In 2019, the RSS held meetings with Netflix and Amazon Prime video executives “to restrict anti-Hindu and anti-national” content, the study claimed. RSS affiliates, Bharitya Chitra Sadhana and Sanskar Bharati, met filmmakers, scriptwriters and online content curators and asked them to focus on “the brighter side of India”. Similarly, BJP politician Tajinder Bagga lodged a police complaint against Anurag Kashyap, director of Sacred Games, alleging that the series intentionally insulted and outraged the religious feelings of the Sikh community. 

In 2020, the Shiv Sena in Maharashtra filed a police complaint against Netflix for “defaming the country” and hurting the Hindu community’s religious sentiments through its shows such as Sacred Games, Leila, Ghoul, and Patriot Act. Over these concerns, the Internet and Mobile Association of India developed a self-regulation code of best practices for online content, which was signed by 15 major streaming services such as Hotstar, Amazon Prime Video, SonyLIV, Zee5 and Jio in the same year. 

The code suggested standard practices such as an age categorisation system to classify content into distinct viewing categories and the banning of problematic content.

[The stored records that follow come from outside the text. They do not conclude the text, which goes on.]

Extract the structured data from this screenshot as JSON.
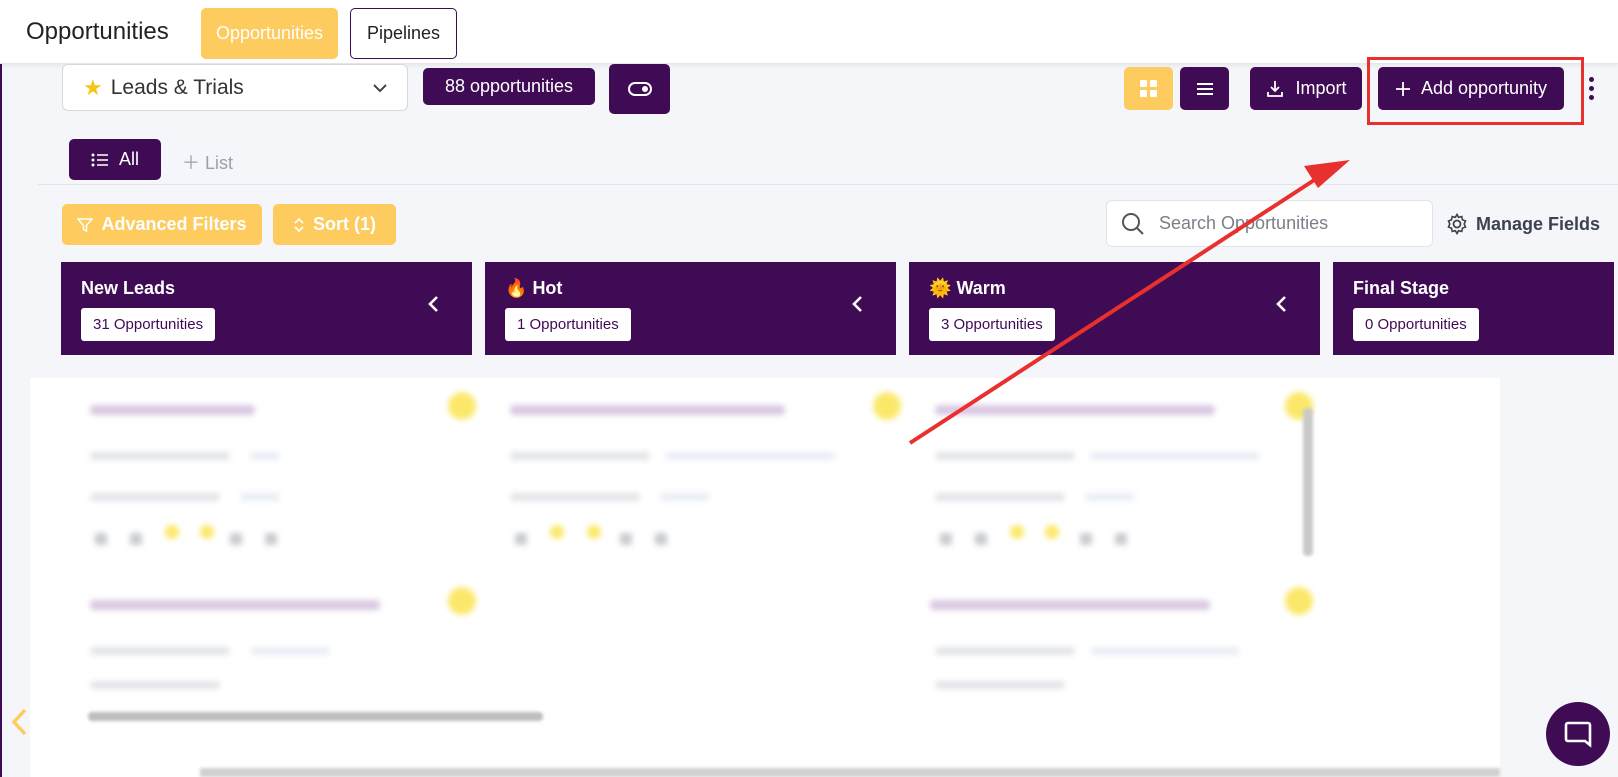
{
  "header": {
    "title": "Opportunities",
    "tabs": [
      {
        "label": "Opportunities",
        "active": true
      },
      {
        "label": "Pipelines",
        "active": false
      }
    ]
  },
  "toolbar": {
    "pipeline_select": {
      "icon": "star-icon",
      "value": "Leads & Trials"
    },
    "count_badge": "88 opportunities",
    "import_label": "Import",
    "add_label": "Add opportunity"
  },
  "views": {
    "all_label": "All",
    "add_list_label": "List"
  },
  "filters": {
    "advanced_label": "Advanced Filters",
    "sort_label": "Sort (1)",
    "search_placeholder": "Search Opportunities",
    "manage_fields_label": "Manage Fields"
  },
  "stages": [
    {
      "name": "New Leads",
      "emoji": "",
      "count": "31 Opportunities"
    },
    {
      "name": "Hot",
      "emoji": "🔥",
      "count": "1 Opportunities"
    },
    {
      "name": "Warm",
      "emoji": "🌞",
      "count": "3 Opportunities"
    },
    {
      "name": "Final Stage",
      "emoji": "",
      "count": "0 Opportunities"
    }
  ],
  "colors": {
    "brand_purple": "#3f0b55",
    "accent_yellow": "#fdcb5e",
    "annotation_red": "#e8312f"
  }
}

But this failed to receive the broadcasting ministry’s approval. The ministry said that it required state intervention and laid down the IT Rules, 2021.   

The fear of backlash results in many platforms resorting to self-censorship. In addition, the ambiguous language and broad definitions within the IT Rules raise concerns about their arbitrary interpretations, leaving a “chilling” effect on programming decisions to align with the government’s expectations.

The study also claims that Hindu nationalism’s role in censorship, bolstered by state support, reveals a deliberate effort to exclude diverse voices, suppress dissent, and junk elements that do not conform to its definitions of identity. 

It says that the government’s “ambiguous communication strategies” entrench an environment of fear and control, leading to the suppression of alternative and resistant narratives, “while amplifying extremist voices aligned with the ruling party’s ideological agenda”. This has implications for both public order and freedom of expression.  

Unlike the more transparent regulatory frameworks of the US and several countries in Europe, India’s approach “introduces significant ambiguity” and blurs the lines between ideological and commercial interests, says the study published in the International Journal of Cultural Policy. It adds that this results in “a distinctive form of regulatory oversight”. 

“The EU’s regulatory framework emphasises the importance of cultural diversity and the protection of local content creators from being overshadowed by dominant global players like Netflix and Amazon Prime Video,” the study says. “In contrast, China’s approach underscores the government’s focus on maintaining strict control over the internet to ensure political stability and ideological conformity. Similarly, the United States’ ‘hands-off’ approach, characterised by minimal regulatory intervention, reflects the country’s commitment to free market principles and freedom of  expression.”

In India, regulations are a blend of both the American and European frameworks. This blend results in “regulatory oversights that indicate a laissez-faire foundation for the OTT market, while interventions serve to bolster the state’s ideological and commercial interests within and through the OTT business”. 

The study said that the IT rules propose a three-tier regulation mechanism, applicable as much to digital news outlets as to the online content curators. “The deployment of authorities at three levels to address the grievances, the top-two tiers of which are supervised directly at the Indian ministerial level, including the setting up of a self-regulating body, to the satisfaction of the MIB... Further, contrary to the MIB minister’s [Prakash Javadekar] claim that ‘the rules focus on self-classification of content instead of any form of censorship,’ the top two tiers hold the power to block, delete, modify, or censor the content.”